Vie 30.06.2006

SOCIEDAD  › OPINION

Por mano propia

› Por Eduardo Videla

Hace exactamente veinte años venía de una serie de cuatro robos a mi casa, en Monte Grande, cuando un vecino con conexiones policiales me propuso: “Los tienen identificados pero no pueden hacer nada. Si les das el OK los limpian”.

Por supuesto, preferí mudarme de barrio.

En esos años no existía la palabra menemismo y todavía no había pasado por la sociedad el vendaval que dejó a tantos mayores sin trabajo y a sus hijos a merced de la desesperanza.

Tiempo después, la realidad se encargó de mostrar que hubo vecinos que sí dieron el OK para esos “operativos limpieza”, como lo demostraron las investigaciones de Página/12 sobre escuadrones de la muerte y otros casos.

Los partes policiales que reproducen las agencias de noticias (y que a veces ni siquiera aparecen en los diarios) hablan con frecuencia de la aparición de cadáveres, baleados, a veces calcinados y de probables ajustes de cuentas que terminan sin ser esclarecidos.

Estas imágenes sueltas confluyen cuando se conoce el caso de Lucas, el chico asesinado por dos suboficiales de la Armada y su hermano, en un barrio pobre de Moreno. El salvajismo del hecho y los símbolos que lo rodean (como el secuestro previo en un Falcon verde) estremece tanto como el testimonio de los vecinos –expresados también en las páginas de este diario– que en cierto modo defienden a los homicidas y a lo sumo piensan que se les fue la mano con la metodología.

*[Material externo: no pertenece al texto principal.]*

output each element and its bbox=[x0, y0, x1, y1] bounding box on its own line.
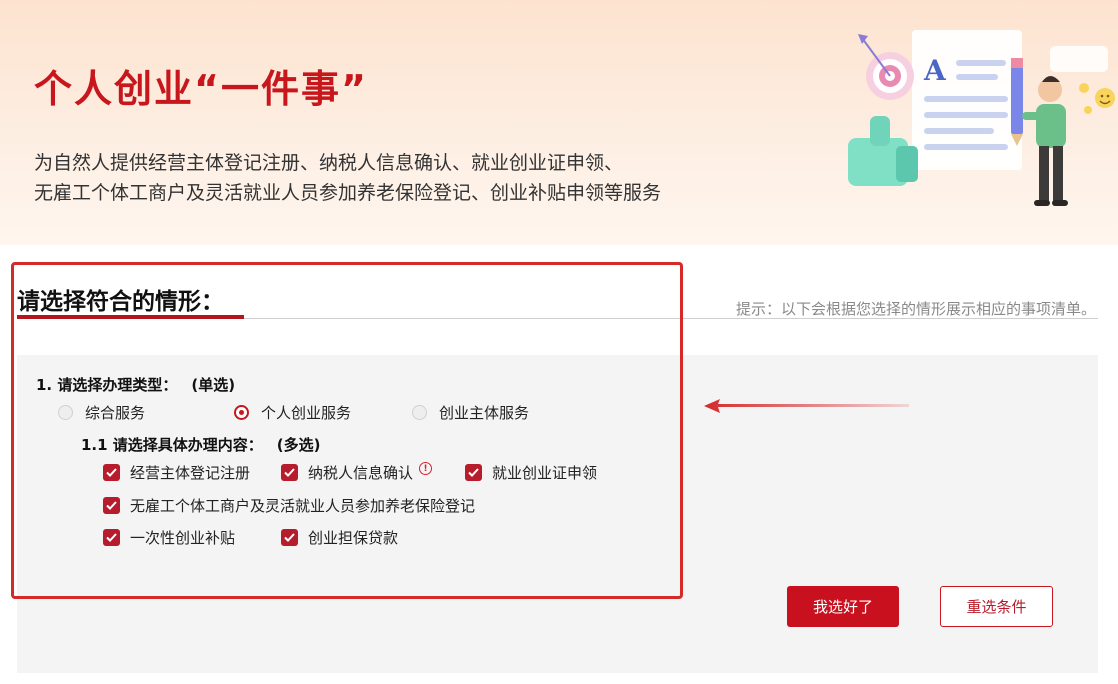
person-icon bbox=[1022, 76, 1068, 206]
radio-label: 个人创业服务 bbox=[261, 404, 352, 422]
checkbox-taxpayer-confirmation[interactable]: 纳税人信息确认 ! bbox=[281, 462, 433, 483]
smiley-icon bbox=[1079, 83, 1115, 114]
checkbox-pension-insurance-registration[interactable]: 无雇工个体工商户及灵活就业人员参加养老保险登记 bbox=[103, 495, 475, 516]
radio-personal-entrepreneurship[interactable]: 个人创业服务 bbox=[234, 402, 351, 423]
checkbox-checked-icon bbox=[103, 464, 120, 481]
section-title: 请选择符合的情形： bbox=[17, 289, 224, 315]
hero-illustration: A bbox=[848, 30, 1115, 206]
question-1-tag: (单选) bbox=[191, 376, 236, 394]
radio-selected-icon bbox=[234, 405, 249, 420]
document-icon: A bbox=[912, 30, 1022, 170]
checkbox-checked-icon bbox=[103, 497, 120, 514]
reset-button[interactable]: 重选条件 bbox=[940, 586, 1053, 627]
checkbox-label: 纳税人信息确认 bbox=[308, 464, 414, 482]
thumbs-up-icon bbox=[848, 116, 918, 186]
question-1-1-label: 1.1 请选择具体办理内容： (多选) bbox=[81, 434, 321, 455]
checkbox-checked-icon bbox=[103, 529, 120, 546]
question-1-1-tag: (多选) bbox=[276, 436, 321, 454]
hero-description-line2: 无雇工个体工商户及灵活就业人员参加养老保险登记、创业补贴申领等服务 bbox=[34, 182, 662, 204]
checkbox-checked-icon bbox=[281, 529, 298, 546]
checkbox-employment-certificate[interactable]: 就业创业证申领 bbox=[465, 462, 597, 483]
question-1-label: 1. 请选择办理类型： (单选) bbox=[36, 374, 235, 395]
hint-text: 提示：以下会根据您选择的情形展示相应的事项清单。 bbox=[735, 300, 1096, 318]
checkbox-label: 创业担保贷款 bbox=[308, 529, 399, 547]
radio-circle-icon bbox=[58, 405, 73, 420]
radio-comprehensive-service[interactable]: 综合服务 bbox=[58, 402, 145, 423]
checkbox-label: 无雇工个体工商户及灵活就业人员参加养老保险登记 bbox=[130, 497, 476, 515]
checkbox-business-registration[interactable]: 经营主体登记注册 bbox=[103, 462, 250, 483]
checkbox-label: 经营主体登记注册 bbox=[130, 464, 251, 482]
radio-label: 综合服务 bbox=[85, 404, 146, 422]
radio-circle-icon bbox=[412, 405, 427, 420]
checkbox-guaranteed-loan[interactable]: 创业担保贷款 bbox=[281, 527, 398, 548]
checkbox-checked-icon bbox=[281, 464, 298, 481]
info-icon[interactable]: ! bbox=[419, 462, 433, 475]
svg-text:A: A bbox=[923, 54, 947, 87]
radio-business-entity-service[interactable]: 创业主体服务 bbox=[412, 402, 529, 423]
section-title-underline bbox=[17, 315, 244, 319]
checkbox-one-time-subsidy[interactable]: 一次性创业补贴 bbox=[103, 527, 235, 548]
radio-label: 创业主体服务 bbox=[439, 404, 530, 422]
pen-icon bbox=[1011, 58, 1023, 146]
hero-banner: 个人创业“一件事” 为自然人提供经营主体登记注册、纳税人信息确认、就业创业证申领… bbox=[0, 0, 1118, 245]
question-1-1-text: 1.1 请选择具体办理内容： bbox=[81, 436, 263, 454]
checkbox-label: 就业创业证申领 bbox=[492, 464, 598, 482]
checkbox-checked-icon bbox=[465, 464, 482, 481]
arrow-left-icon bbox=[704, 399, 909, 413]
checkbox-label: 一次性创业补贴 bbox=[130, 529, 236, 547]
question-1-text: 1. 请选择办理类型： bbox=[36, 376, 178, 394]
target-icon bbox=[858, 34, 914, 100]
confirm-button[interactable]: 我选好了 bbox=[787, 586, 899, 627]
hero-description-line1: 为自然人提供经营主体登记注册、纳税人信息确认、就业创业证申领、 bbox=[34, 152, 624, 174]
hero-title: 个人创业“一件事” bbox=[34, 67, 368, 111]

Esos argumentos ¿tienen un parentesco con los que hace 30 años apoyaban o justificaban el golpe de estado?

De ser así, podría decirse que el comportamiento de los acusados no es el resultado de la acción perversa de hombres formados en una institución con una historia siniestra, o al menos no solo eso. Habría en ese caso condiciones sociales que avalan su comportamiento. No son extraños que llegan para cometer un hecho aberrante sino vecinos a los que todos conocen.

Su condición los pone apenas por delante de aquellos que compraron un arma sofisticada para atrapar a un ladrón y darle “su merecido”, como hizo aquel famoso ingeniero.

La justicia por mano propia es una mala semilla que germina especialmente en territorios arrasados, donde la ausencia del Estado –tanto en materia de seguridad y de Justicia como en políticas sociales– esmerila el mejor valor que siempre tuvo esta sociedad: el de la solidaridad.

Algo de eso debería leerse en las palabras de la jueza de Menores Mirta Guarino, cuando sugirió lo que todavía hace falta para que haya una cabal vigencia de los derechos humanos.